Regardless of the players who end up part of the Flyers’ core — and there’s no way yet to know who all those players will be — it’s likely going to take years for them to mature, grow, and gain the experience necessary to be an elite team. You can be optimistic about the Flyers’ future, but you still have to be very, very patient.

» READ MORE: T.J. McConnell is what The Process was supposed to be. He’s just doing it for the Pacers, not the Sixers.

Saying goodbye sooner?

Saquon Barkley caused a bit of a stir recently by saying during a podcast interview that, when he retires from football, he might be “one of those guys that it would be out of nowhere,” that the decision likely would be a total surprise to everyone except him.

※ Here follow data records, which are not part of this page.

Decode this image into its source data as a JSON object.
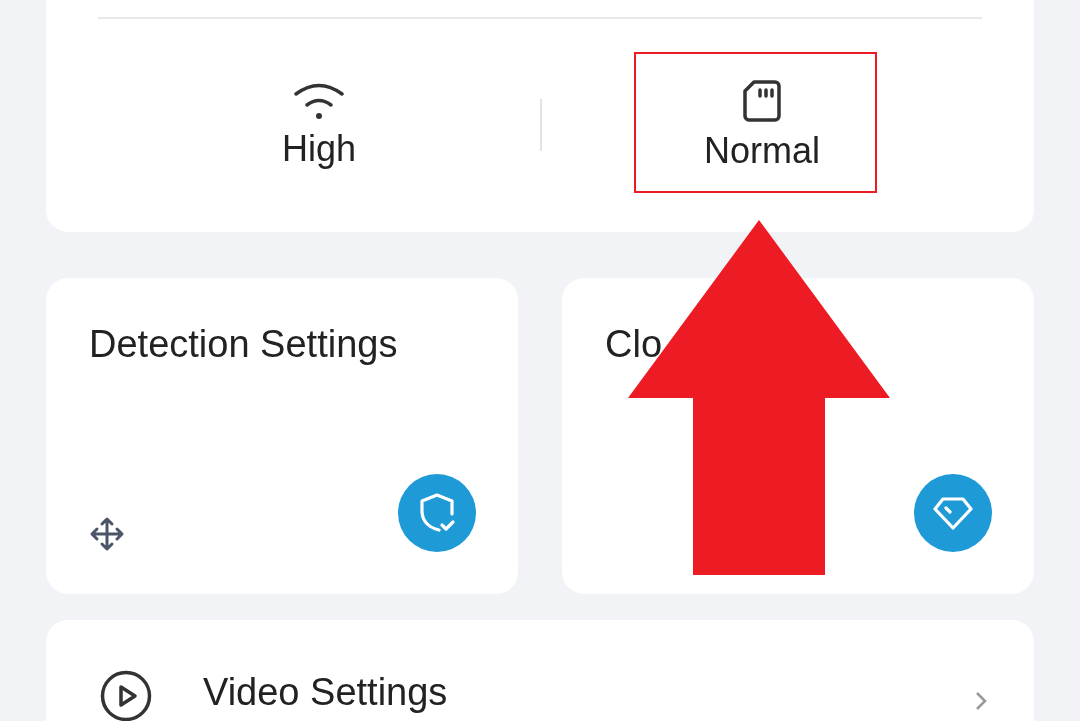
{
  "quality": [
    {
      "kind": "wifi",
      "label": "High"
    },
    {
      "kind": "sdcard",
      "label": "Normal"
    }
  ],
  "cards": [
    {
      "kind": "detection",
      "title_parts": [
        "Detection Settings"
      ]
    },
    {
      "kind": "cloud",
      "title_parts": [
        "Clo"
      ]
    }
  ],
  "menu": [
    {
      "kind": "video",
      "label": "Video Settings"
    }
  ]
}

He walked those comments back some Tuesday during the Eagles’ latest and last round of organized team activities: “I don’t have a set date or how many years I want to play. I would love to play this game as long as God lets me and my body lets me.”

But the question of when Barkley, who is 28, or any other high-profile player might retire raises another question: In the wake of the House settlement, many college football players presumably can earn millions of dollars before they ever enter the NFL. So, given that they will have those healthy financial head starts, will we see more of them retiring at younger ages for the sake of preserving and protecting their long-term health?

Books for Dad

A couple of last-minute Father’s Day gift suggestions: Baddest Man by Mark Kriegel and The American Game by S.L. Price.

Kriegel, a Pulitzer Prize finalist and former sports columnist at the New York Daily News, and Price, a longtime longformer at Sports Illustrated, are two of the finest sportswriters (or any sort of writers) around, and these books put their powers on full display.

At their most basic, Baddest Man is a biography of Mike Tyson, and The American Game is a history of lacrosse in the United States. But there’s much more to these books than those simple descriptions. So much more. Buy them. Read them.

‘Hi, Eddie? James Dolan here ...’

I’m not saying the New York Knicks are getting desperate in their search for Tom Thibodeau’s replacement, but a source tells me they’ve asked for permission to interview Eddie Jordan, Jim O’Brien, and every boys’ basketball coach in the Central League.